元勿虽然听话,但是不敢为同门求情,少恭在这里产生逆移情效果------迁怒。
少恭迁怒的原因是:1、当初同样无人为太子长琴说话挽回他的命运。
2、元勿并不质疑少恭的的话,态度恐惧并且顺承,而少恭潜意识极其渴望正面的态度。
5、对洛云平前后态度
少恭遇到洛云平之后,称其为洛兄。红玉屠苏都知洛云平是妖非人,少恭怎能看不出来?洛兄的称呼有我知道你想干什么的意思(为害人而布局),那么我就看看你想干什么。
进了藤仙洞之后,少恭颇有自得其乐的意思,即看屠苏等人深陷阴暗潮湿之地,少恭作旁观,就像已经适应阴暗潮湿的人看不适的人有种幸灾乐祸的同伴心理。兰生不解“少恭你别洛兄洛兄的了!那家伙分明是个混蛋!把我们骗进来不知什么用心!”

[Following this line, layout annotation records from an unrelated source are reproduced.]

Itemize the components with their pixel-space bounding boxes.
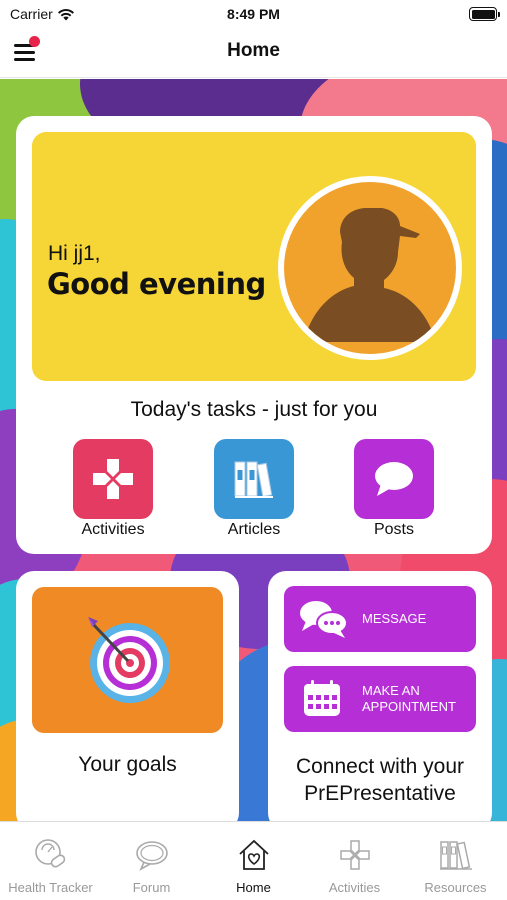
speech-bubble-icon — [375, 462, 413, 496]
connect-card: MESSAGE MAKE AN APPOINTMENT Connect with… — [268, 571, 492, 831]
connect-title: Connect with your PrEPresentative — [295, 755, 465, 805]
books-icon — [234, 461, 273, 498]
tab-label: Activities — [328, 880, 381, 895]
task-posts[interactable]: Posts — [339, 439, 449, 539]
message-button[interactable]: MESSAGE — [284, 586, 476, 652]
tab-health-tracker[interactable]: Health Tracker — [0, 822, 101, 900]
activities-tile[interactable] — [73, 439, 153, 519]
appointment-button[interactable]: MAKE AN APPOINTMENT — [284, 666, 476, 732]
gamepad-icon — [340, 840, 370, 870]
status-bar: Carrier 8:49 PM — [0, 0, 507, 30]
tasks-title: Today's tasks - just for you — [130, 398, 378, 421]
home-icon — [239, 839, 269, 870]
task-activities[interactable]: Activities — [58, 439, 168, 539]
page-title: Home — [227, 40, 280, 61]
home-summary-card: Hi jj1, Good evening Today's tasks - jus… — [16, 116, 492, 554]
user-silhouette-icon — [304, 208, 436, 342]
task-articles[interactable]: Articles — [199, 439, 309, 539]
goals-card[interactable]: Your goals — [16, 571, 239, 831]
posts-tile[interactable] — [354, 439, 434, 519]
tab-home[interactable]: Home — [203, 822, 304, 900]
tab-label: Resources — [424, 880, 487, 895]
articles-tile[interactable] — [214, 439, 294, 519]
tab-label: Home — [236, 880, 271, 895]
chat-bubbles-icon — [300, 601, 348, 638]
calendar-icon — [304, 680, 340, 716]
greeting-panel: Hi jj1, Good evening — [32, 132, 476, 381]
tab-label: Forum — [132, 880, 171, 895]
forum-icon — [136, 841, 168, 871]
task-label: Posts — [373, 521, 414, 538]
tab-label: Health Tracker — [8, 880, 93, 895]
status-time: 8:49 PM — [227, 6, 280, 22]
message-label: MESSAGE — [362, 611, 427, 626]
navigation-bar: Home — [0, 30, 507, 78]
battery-icon — [469, 7, 500, 21]
goals-label: Your goals — [78, 753, 177, 776]
tab-activities[interactable]: Activities — [304, 822, 405, 900]
tab-resources[interactable]: Resources — [405, 822, 506, 900]
books-icon — [440, 841, 472, 870]
greeting-hi: Hi jj1, — [48, 242, 101, 265]
gamepad-icon — [93, 459, 133, 499]
goals-tile[interactable] — [32, 587, 223, 733]
avatar[interactable] — [278, 176, 462, 360]
greeting-message: Good evening — [47, 267, 266, 301]
appointment-label: MAKE AN APPOINTMENT — [362, 683, 456, 714]
task-label: Articles — [227, 521, 281, 538]
task-label: Activities — [81, 521, 145, 538]
target-icon — [88, 617, 170, 703]
tab-forum[interactable]: Forum — [101, 822, 202, 900]
tab-bar: Health Tracker Forum Home Activities Res… — [0, 821, 507, 900]
health-tracker-icon — [35, 839, 66, 868]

得知缘由后,少恭对比自身经历的心理被唤醒,“洛兄勿要情急,若有心弥补,总有他法。”这句“洛兄”是真诚的。后来对凌越动怒也有这个原因。
最后为少恭落款:
无题
沧海冷月远,长袖溅清霜。闲坐晴日好,余韵入草荒。
后记:
计划写的时候自信满满,写完后人气低迷,原来的结构调整再调整,变更得面目全非。但是也颇有收获,别写边写边想出很多新的观点。算是收获了。
感谢轩娘加精,感谢跟帖吧友,粗浅的心理学理解,还望谅解。
人物关系中主角里红玉和襄铃未写,实因领悟有限。
喜欢少恭的吧友们想要理解少恭,不妨尝试角色的代入和跳出。
这实在是一件费心力的事情,一代入就不断的泪目啊。
最后,纪念古剑里的日子。无限感慨中。。。。玩游戏可以在很大程度上让大家放松放松,但是我建议大家不要把过多的时间投入到工作当中,因为这样的话大家很有可能上瘾,这样不利于大家的工作或者是学习。